Constitutional Debate in Action: Criminal Justice
Taking into account the political and intellectual forces that shape Supreme Court decisions, Constitutional Debate in Action examines how and why the U.S. Constitution continues to grow and adapt to human wants, passions, and values. Not your traditional constitutional-law textbook, this three-volume set views the Constitution as an institutionalized form of debate by which people press their political demands and arguments upon the Supreme Court. This process-oriented approach goes beyond a straightforward examination of how the decisions of Supreme Court justices have transformed constitutional doctrine through the ages; it explores the actual process of adjudication itself.

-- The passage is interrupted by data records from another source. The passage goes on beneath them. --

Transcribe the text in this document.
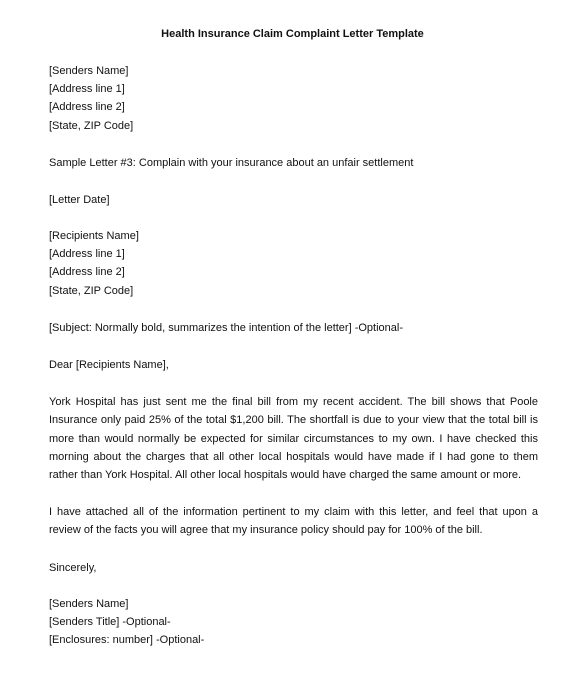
Health Insurance Claim Complaint Letter Template
[Senders Name]
[Address line 1]
[Address line 2]
[State, ZIP Code]
Sample Letter #3: Complain with your insurance about an unfair settlement
[Letter Date]
[Recipients Name]
[Address line 1]
[Address line 2]
[State, ZIP Code]
[Subject: Normally bold, summarizes the intention of the letter] -Optional-
Dear [Recipients Name],
York Hospital has just sent me the final bill from my recent accident. The bill shows that Poole Insurance only paid 25% of the total $1,200 bill. The shortfall is due to your view that the total bill is more than would normally be expected for similar circumstances to my own. I have checked this morning about the charges that all other local hospitals would have made if I had gone to them rather than York Hospital. All other local hospitals would have charged the same amount or more.
I have attached all of the information pertinent to my claim with this letter, and feel that upon a review of the facts you will agree that my insurance policy should pay for 100% of the bill.
Sincerely,
[Senders Name]
[Senders Title] -Optional-
[Enclosures: number] -Optional-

Each case study covers the legal and political background; including relevant out-of-court discussions, to help students understand the political framework in which the Supreme Court operates. Actual legal briefs filed in landmark cases, and corresponding oral arguments before the Supreme Court, provide students with a front-row seat to the process of constitutional argumentation. As they evaluate the opposing viewpoints, students are better equipped to evaluate critically final Supreme Court decisions and opinions. In addition, students gain a valuable perspective on the role of the Supreme Court in our constitutional democracy. Each volume provides in-depth and updated examinations of key landmark decisions. Criminal Justice covers: Incorporation and the Right to a Jury Trial: Duncan v. Louisiana, Police Confessions: Miranda v. Arizona, Plea Bargaining North Carolina v. Alford, The Exclusionary Rule: United States v. Leon, and The Death Penalty: Gregg v. Georgia.
Pohlman, H.L. Constitutional Debate in Action: Criminal Justice. 2nd ed. Lanham, MD: Rowman and Littlefield, 2005.